“You’re crazy”, he shouted at me. “You’re freaking out and nobody knows what you’re talking about”.
My stomach lurched and my heart dropped. Pain welled in my throat and the tears that now flowed like an uncontrollable fire hydrant now washed down my face. My voice was so choked I couldn’t even muster a response.
This is how the conversation went the first time my loved one witnessed one of my meltdowns – an all out, uninhibited anxiety attack.

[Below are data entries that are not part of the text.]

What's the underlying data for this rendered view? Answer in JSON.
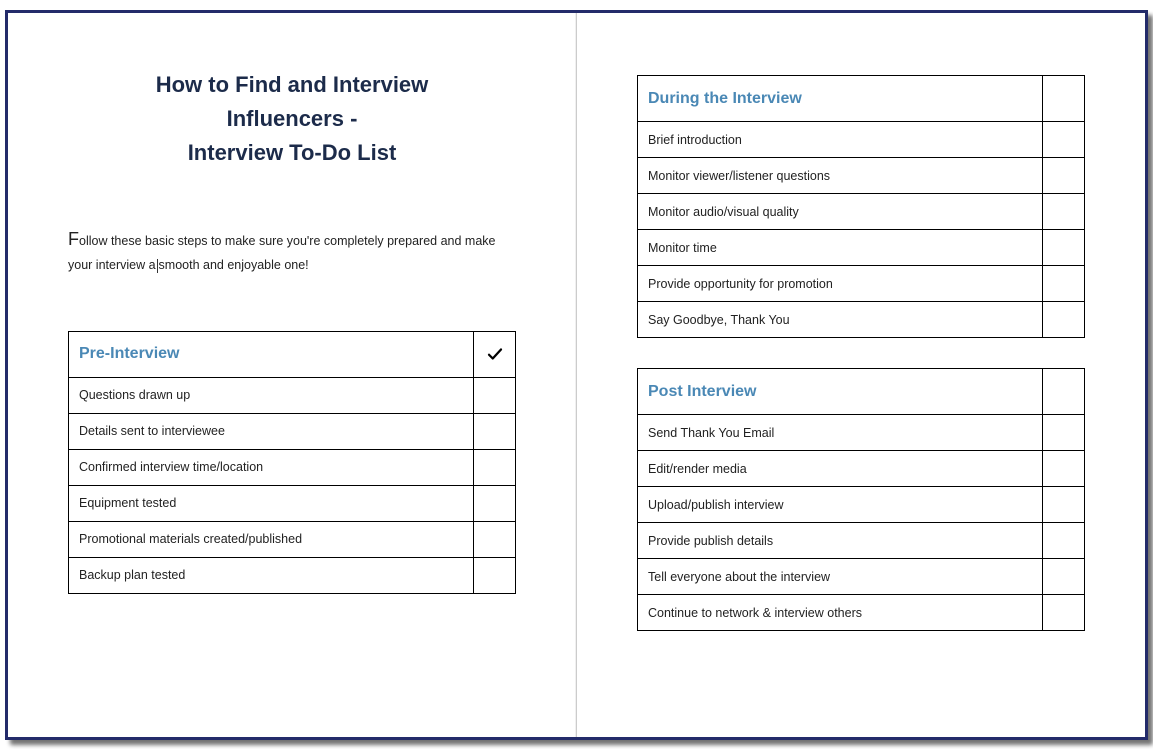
{
  "title": {
    "line1": "How to Find and Interview",
    "line2": "Influencers -",
    "line3": "Interview To-Do List"
  },
  "intro": {
    "first_letter": "F",
    "rest_before_cursor": "ollow these basic steps to make sure you're completely prepared and make your interview a",
    "rest_after_cursor": "smooth and enjoyable one!"
  },
  "sections": {
    "pre": {
      "heading": "Pre-Interview",
      "show_check_icon": true,
      "items": [
        "Questions drawn up",
        "Details sent to interviewee",
        "Confirmed interview time/location",
        "Equipment tested",
        "Promotional materials created/published",
        "Backup plan tested"
      ]
    },
    "during": {
      "heading": "During the Interview",
      "show_check_icon": false,
      "items": [
        "Brief introduction",
        "Monitor viewer/listener questions",
        "Monitor audio/visual quality",
        "Monitor time",
        "Provide opportunity for promotion",
        "Say Goodbye, Thank You"
      ]
    },
    "post": {
      "heading": "Post Interview",
      "show_check_icon": false,
      "items": [
        "Send Thank You Email",
        "Edit/render media",
        "Upload/publish interview",
        "Provide publish details",
        "Tell everyone about the interview",
        "Continue to network & interview others"
      ]
    }
  },
  "colors": {
    "border": "#232b6a",
    "title": "#1c2b4a",
    "section_heading": "#4a88b5"
  }
}
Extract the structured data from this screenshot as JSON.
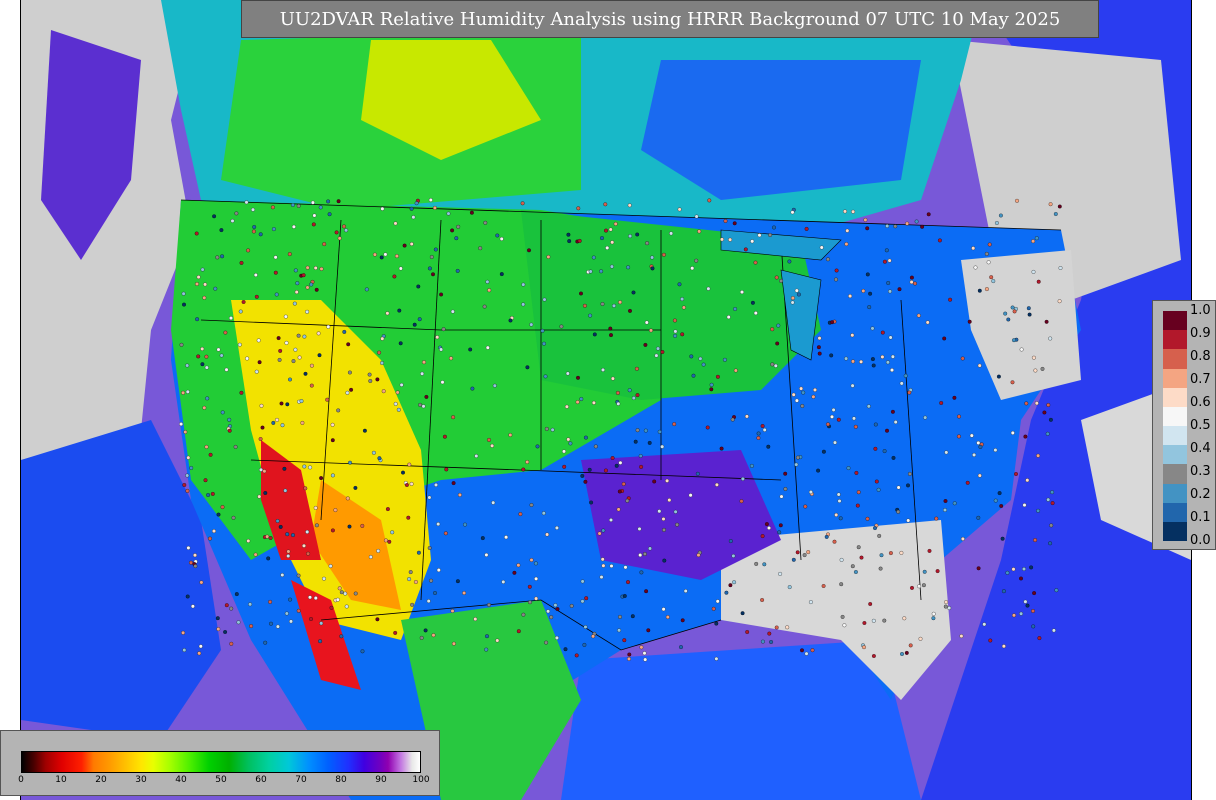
{
  "title": "UU2DVAR Relative Humidity Analysis using HRRR Background 07 UTC 10 May 2025",
  "legend_right": {
    "ticks": [
      "1.0",
      "0.9",
      "0.8",
      "0.7",
      "0.6",
      "0.5",
      "0.4",
      "0.3",
      "0.2",
      "0.1",
      "0.0"
    ],
    "colors": [
      "#67001f",
      "#b2182b",
      "#d6604d",
      "#f4a582",
      "#fddbc7",
      "#f7f7f7",
      "#d1e5f0",
      "#92c5de",
      "#878787",
      "#4393c3",
      "#2166ac",
      "#053061"
    ]
  },
  "legend_bottom": {
    "ticks": [
      "0",
      "10",
      "20",
      "30",
      "40",
      "50",
      "60",
      "70",
      "80",
      "90",
      "100"
    ]
  },
  "colors": {
    "ocean_purple": "#8a6fd0",
    "land_green": "#21c93a",
    "dry_yellow": "#f4e400",
    "very_dry_red": "#e0141e",
    "moist_blue": "#0a5cff",
    "humid_purple": "#6a20c8",
    "saturated_gray": "#d0d0d0",
    "title_bg": "#808080"
  }
}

Ask anyone who suffers from anxiety and I think they will agree, those two words - "you're crazy" - hurt more than anyone could understand.
Because what we already feel in the midst of an anxiety attack is a loss of control of our emotions, our thoughts, our being. Every word that wants to come out cyclones into a monstrous torrent of incoherent thoughts. Only a few words ring clear through that garbled mess, and they are not pretty" Dramatic, stupid, monster, b****.
At least those are the only words I can make out when an attack comes on me. Because those are the words I have been called. Now we add crazy to that list, and boy, do I want to show you what crazy really looks like.
It is not an understatement for me to say that in those moments when my mind shuts down and my emotions break loose that I genuinely feel like I'd rather die than for the person on the receiving end of this meltdown to see me like this.
If it is scary for me, I can only imagine what someone watching it must think.
"God, she's a mess", you might would say. Or would you? The other element to my panic is imagining situations that aren't real. I mean, that is usually what causes the outburst in the first place, am I right fellow anxious friends?
Top Comments
I live with my partner who has severe anxiety, and I want a hug too dammit.
The amount of opportunities I've lost, friendships tainted, and time wasted because I am sensitive to his needs can't be given back to me. And it's a slap in the face when post-meltdown, he can't acknowledge that his behaviour is because of anxiety even when it's obvious to blind Freddy. It's always someone else's fault, sometimes mine.
I too have a chronic health condition, and instead of being supported by him when it flares up, he panics that it's going to kill me (it won't, ever).
So give me a hug too, please.
@Needahug please remember this article is written only from the perspective of a person with anxiety. The presence of one persons needs doesn't negate your need for affection/acknowledgement. There are always two sides and the person with anxiety isn't purposefully taking you away from the important things to you. I would argue that if you loved the person you would have to love them despite their problems, not in spite of them. That will never work. My boyfriend and I both struggle for example, but we realize we both cannot be strong all the time. But we also cannot both be helpless all the time. There is balance that needs to take place in relationships, especially ones where both people struggle
With illness. Again, writing this from one perspective is not negating your need. I cannot write from your side because I am not there. We write by experience. Therefore, I encourage you to write for those who have to endure the other side. Neither one of us has it easy. But all we can do is work to understand each other and work towards a balance.
I suffer from severe anxiety, had to attend therapy and take daily medication just to be able to function. I would say on a normal day my anxiety level would be at a 3-4 all day long. If I saw the person who triggered my anxiety or his name was mentioned I would have a full on panic attack - once having 5 in one day. I had nightmares and my GP thought I may have PTSD. It has taken me two years to be able to talk to that person again (it wasn't his fault he is autistic and also an alcoholic so he didn't realise he was scaring me with his behaviour). The whole time my entire family took his side because it's not his fault and he shouldn't be excluded but when I chose not to go to an event because he would be there I was labelled selfish and making them choose between us. The only person who understood was my brother (a psychiatrist). Every time I was told to just get over it and stop being so selfish. I struggled to even function on a daily basis and if it wasn't for my amazing colleagues suggesting I get help I doubt I would ever have been able to get my anxiety under reasonable control. The response I got from my family was horrible, I even tried to explain it as having a fear of spiders and then imagine feeling like that all day every day. No one understood anxiety or panic attacks they were unsympathetic and lacked even basic empathy. Like it was my choice to be terrified of my own brother who unfortunately due to his autism is unable to fully understand.
So for those out there suffering with anxiety know that you are not alone, just take deep breaths, remove yourself from the situation and seek help because without getting help I would not be able to function.